Bien sûr, il y avait des tâches d’ombre sur cette compile. Le titre Brazil de Geoff Muldaur et Michael Kamen, One de Three Dog Night et le pire crime d’entre tous : un titre de reggae. Inséré par traîtrise derrière le morceau du Clash, l’esprit vil qui avait fait la cassette espérait le faire passer discrétos par une porte dérobée. Mais non, Dirty le remarqua bel et bien, et s’interrogea : « You can fool some people sometimes but you can’t fool all the people all the time » s’époumonait Bob Marley depuis le poste. Etait-ce une référence maladroite à Emile, de La Cité de La Peur ? C’était malheureux et non, décidément, quelque chose n’allait pas.
Puis, Dirty pensa : « Qu’entends-je ? Mais oui c’est bien cela : ce sont les premières notes d’Andrea C’est Toi de ce regretté Boby Lapointe. Montons le son, nous allons nous en taper une bien franche ! » Cette fois, c’était certain, cette cassette était vraiment l’œuvre d’un vrai puant au goût le plus exquis ! Le reggae était effacé. Dirty le savait : il devait mener une quête pour retrouver l’identité de l’esprit génial auteur de cette cassette.

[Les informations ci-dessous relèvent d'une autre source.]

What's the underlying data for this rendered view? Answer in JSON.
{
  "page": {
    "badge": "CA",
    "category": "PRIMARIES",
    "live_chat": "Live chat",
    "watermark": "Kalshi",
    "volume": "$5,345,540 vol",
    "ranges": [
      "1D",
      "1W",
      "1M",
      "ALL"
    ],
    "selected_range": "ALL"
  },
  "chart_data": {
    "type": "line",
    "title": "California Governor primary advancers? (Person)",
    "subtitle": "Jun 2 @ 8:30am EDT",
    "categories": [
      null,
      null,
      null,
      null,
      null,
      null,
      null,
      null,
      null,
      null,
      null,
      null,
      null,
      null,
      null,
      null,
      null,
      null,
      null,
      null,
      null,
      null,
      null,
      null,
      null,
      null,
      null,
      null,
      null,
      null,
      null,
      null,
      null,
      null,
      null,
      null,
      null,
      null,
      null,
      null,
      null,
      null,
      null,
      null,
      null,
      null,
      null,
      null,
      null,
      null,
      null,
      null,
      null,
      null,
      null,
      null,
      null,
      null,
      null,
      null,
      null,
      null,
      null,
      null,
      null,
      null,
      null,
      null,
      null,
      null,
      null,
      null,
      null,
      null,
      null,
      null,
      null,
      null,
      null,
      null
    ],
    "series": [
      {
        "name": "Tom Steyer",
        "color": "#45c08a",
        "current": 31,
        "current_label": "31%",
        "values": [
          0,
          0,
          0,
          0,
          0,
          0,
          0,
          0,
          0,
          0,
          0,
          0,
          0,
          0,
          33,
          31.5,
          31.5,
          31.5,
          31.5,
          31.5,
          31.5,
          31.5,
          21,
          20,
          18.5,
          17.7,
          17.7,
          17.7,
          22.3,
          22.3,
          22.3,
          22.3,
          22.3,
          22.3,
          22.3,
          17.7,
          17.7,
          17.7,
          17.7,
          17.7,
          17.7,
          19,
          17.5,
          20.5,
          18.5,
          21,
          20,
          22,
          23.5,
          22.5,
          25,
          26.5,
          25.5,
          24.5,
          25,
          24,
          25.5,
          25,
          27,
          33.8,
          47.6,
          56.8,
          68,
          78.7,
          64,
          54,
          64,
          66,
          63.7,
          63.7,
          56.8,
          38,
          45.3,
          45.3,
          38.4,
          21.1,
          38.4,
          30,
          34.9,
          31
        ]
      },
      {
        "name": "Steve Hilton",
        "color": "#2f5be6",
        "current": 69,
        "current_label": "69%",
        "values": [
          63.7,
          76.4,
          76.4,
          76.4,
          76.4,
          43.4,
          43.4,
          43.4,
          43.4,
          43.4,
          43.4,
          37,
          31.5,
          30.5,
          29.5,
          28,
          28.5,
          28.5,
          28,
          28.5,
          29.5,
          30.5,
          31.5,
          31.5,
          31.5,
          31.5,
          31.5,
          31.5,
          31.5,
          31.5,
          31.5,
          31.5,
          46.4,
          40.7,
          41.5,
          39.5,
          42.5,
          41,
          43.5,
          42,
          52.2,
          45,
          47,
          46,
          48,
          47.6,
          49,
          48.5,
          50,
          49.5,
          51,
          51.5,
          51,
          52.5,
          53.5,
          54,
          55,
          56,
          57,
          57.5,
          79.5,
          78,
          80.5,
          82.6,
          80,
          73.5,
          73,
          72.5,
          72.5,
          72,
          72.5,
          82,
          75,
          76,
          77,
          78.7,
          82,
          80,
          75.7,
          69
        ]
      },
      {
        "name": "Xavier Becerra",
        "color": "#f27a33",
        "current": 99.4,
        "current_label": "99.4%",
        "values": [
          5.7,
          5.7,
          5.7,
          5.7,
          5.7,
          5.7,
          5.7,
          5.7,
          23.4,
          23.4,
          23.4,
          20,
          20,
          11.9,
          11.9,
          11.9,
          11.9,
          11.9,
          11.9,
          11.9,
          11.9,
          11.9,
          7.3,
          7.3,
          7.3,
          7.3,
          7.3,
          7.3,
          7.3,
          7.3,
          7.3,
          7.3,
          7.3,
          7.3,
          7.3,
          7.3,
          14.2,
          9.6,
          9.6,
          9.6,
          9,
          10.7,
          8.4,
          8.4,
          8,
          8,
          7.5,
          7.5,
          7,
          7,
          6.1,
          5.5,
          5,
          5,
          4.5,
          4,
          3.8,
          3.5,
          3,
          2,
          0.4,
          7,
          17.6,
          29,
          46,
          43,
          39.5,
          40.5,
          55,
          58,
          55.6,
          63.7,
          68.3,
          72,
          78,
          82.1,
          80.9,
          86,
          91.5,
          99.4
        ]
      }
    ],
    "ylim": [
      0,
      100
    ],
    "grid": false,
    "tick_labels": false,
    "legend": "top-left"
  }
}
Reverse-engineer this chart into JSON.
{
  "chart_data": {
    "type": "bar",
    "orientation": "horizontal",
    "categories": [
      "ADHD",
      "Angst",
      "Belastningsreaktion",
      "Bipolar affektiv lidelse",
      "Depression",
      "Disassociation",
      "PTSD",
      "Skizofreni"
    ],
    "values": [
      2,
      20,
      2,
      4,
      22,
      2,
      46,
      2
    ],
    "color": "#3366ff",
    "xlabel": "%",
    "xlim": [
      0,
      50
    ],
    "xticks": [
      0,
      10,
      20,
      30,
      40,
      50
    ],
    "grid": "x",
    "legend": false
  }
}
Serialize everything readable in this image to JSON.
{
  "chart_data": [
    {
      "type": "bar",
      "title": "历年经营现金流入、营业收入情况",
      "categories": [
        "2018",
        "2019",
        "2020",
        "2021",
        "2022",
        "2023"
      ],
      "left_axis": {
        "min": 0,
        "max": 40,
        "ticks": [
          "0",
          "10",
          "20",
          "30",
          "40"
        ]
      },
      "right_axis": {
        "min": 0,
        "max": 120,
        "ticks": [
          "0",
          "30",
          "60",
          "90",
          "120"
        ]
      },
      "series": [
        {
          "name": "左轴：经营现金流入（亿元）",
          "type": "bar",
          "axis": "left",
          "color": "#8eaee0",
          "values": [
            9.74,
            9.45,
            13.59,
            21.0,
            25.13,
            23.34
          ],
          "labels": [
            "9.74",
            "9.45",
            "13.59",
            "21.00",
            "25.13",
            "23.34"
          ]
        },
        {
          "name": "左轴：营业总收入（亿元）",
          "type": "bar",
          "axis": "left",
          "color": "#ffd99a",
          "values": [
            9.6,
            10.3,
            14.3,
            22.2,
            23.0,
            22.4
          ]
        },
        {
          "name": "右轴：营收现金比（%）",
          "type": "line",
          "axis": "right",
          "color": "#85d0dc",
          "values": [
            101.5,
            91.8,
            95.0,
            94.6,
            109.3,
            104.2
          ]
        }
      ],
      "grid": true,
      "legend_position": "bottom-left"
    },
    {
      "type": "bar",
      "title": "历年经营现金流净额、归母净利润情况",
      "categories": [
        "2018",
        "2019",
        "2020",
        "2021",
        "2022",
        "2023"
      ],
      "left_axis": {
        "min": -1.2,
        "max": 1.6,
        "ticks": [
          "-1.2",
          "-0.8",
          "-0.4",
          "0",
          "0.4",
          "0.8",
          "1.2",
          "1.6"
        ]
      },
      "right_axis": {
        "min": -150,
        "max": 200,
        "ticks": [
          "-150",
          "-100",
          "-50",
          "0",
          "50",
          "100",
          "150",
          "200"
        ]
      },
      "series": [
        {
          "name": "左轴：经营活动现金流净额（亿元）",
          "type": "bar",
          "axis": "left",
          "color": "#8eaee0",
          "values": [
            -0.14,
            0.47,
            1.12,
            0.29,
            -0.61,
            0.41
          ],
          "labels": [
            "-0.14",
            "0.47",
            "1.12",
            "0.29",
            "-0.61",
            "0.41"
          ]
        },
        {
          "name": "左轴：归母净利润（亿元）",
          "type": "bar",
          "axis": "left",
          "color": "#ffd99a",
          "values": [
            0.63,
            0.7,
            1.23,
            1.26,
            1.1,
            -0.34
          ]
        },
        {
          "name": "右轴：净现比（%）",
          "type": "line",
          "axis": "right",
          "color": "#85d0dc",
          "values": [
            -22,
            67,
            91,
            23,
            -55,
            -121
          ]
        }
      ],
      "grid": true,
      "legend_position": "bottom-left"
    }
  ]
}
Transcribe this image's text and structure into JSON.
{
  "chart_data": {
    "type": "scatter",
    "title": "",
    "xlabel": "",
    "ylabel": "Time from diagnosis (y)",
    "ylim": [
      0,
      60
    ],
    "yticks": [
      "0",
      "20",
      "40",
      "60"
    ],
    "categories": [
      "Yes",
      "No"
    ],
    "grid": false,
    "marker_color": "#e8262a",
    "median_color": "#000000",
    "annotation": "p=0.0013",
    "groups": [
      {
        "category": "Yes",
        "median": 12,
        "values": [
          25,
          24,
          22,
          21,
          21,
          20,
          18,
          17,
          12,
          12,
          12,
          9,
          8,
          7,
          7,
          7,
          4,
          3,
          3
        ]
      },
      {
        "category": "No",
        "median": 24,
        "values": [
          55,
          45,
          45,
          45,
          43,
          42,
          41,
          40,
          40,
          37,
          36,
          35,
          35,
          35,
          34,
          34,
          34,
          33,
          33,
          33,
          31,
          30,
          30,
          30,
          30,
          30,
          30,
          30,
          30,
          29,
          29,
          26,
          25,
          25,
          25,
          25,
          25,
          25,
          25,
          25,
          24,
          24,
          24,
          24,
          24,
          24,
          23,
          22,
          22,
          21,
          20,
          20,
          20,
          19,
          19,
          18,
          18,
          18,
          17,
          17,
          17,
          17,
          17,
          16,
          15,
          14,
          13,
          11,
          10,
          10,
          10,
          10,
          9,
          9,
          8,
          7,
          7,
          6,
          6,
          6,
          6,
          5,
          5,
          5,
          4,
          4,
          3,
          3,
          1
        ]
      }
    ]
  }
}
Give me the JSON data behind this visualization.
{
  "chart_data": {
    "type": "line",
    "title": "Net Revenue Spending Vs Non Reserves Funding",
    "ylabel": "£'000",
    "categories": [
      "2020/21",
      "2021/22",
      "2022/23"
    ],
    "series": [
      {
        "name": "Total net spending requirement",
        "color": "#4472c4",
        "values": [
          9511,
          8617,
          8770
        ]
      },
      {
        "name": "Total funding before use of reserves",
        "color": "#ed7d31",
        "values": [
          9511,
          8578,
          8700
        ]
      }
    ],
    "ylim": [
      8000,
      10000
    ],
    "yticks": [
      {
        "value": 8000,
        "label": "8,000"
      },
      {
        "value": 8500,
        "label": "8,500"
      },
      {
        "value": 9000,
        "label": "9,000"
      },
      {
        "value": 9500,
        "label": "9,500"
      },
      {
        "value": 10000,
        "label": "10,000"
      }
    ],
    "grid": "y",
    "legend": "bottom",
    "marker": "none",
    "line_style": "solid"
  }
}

Il interrogea son frère, sa sœur, ses parents, ses amis Joe, Jo et Ju. Rien n’y fit. L’auteur mystérieux conservait son anonymat. Découragé, il alla rendre visite au grand sage JR qui était toujours de bon conseil. Timidement, Dirty s’approcha de lui et lui demanda :
« Grand maître, j’ai ici une cassette fabuleuse, une Sony UX 90. Je crois que
cette compilation est peut-être parfaite et j’aimerais avoir votre opinion
là-dessus.
— Eh bien, dis-moi donc ce qu’il y a sur cette cassette.
— Voilà, il y a beaucoup d’interprètes majeurs des dernières décennies et
beaucoup de genres sont abordés : rock, chanson, blues, reggae, …
— REGGAE ⁈ interrompit-il Dirty. Alors cette compile n’est pas parfaite !
— Mais, grand maître, il ne s’agit que d’un tit…
— CETTE COMPILE N’EST PAS PARFAITE !, conclut-il avant de ruminer, mettre des
titres de reggae sur des compiles, c’est bien un truc de pêche-arrière ça ! »
Malgré l’avis du grand maître, Dirty continua sa quête, il voulait retrouver le mystérieux inconnu, pour lui dire que même s’il aimait le reggae, il le pardonnait et voulait lui faire part de son admiration. Il poursuivit ses efforts des jours, des semaines et des mois. En vain.
Lorsqu’un beau jour, il alla chercher son ami Groovy, toujours en écoutant cette cassette qui l’obsédait tant. Lorsque Groovy l’entendit, il dit à Dirty :
« Et mais c’est ma cassette !
— Ta cassette ? Mais comment se fait-il qu’elle soit dans ma voiture ?
— Ben si tu sais, c’est quand on était allé au festival de Bourges en 2004 et
que…
— Tu as délibérément introduit du reggae dans ma voiture ?
— Ben oui mais…
— DU REGGAE ! »
La conversation s’interrompit brusquement et plus un mot ne fut échangé pendant le reste du trajet.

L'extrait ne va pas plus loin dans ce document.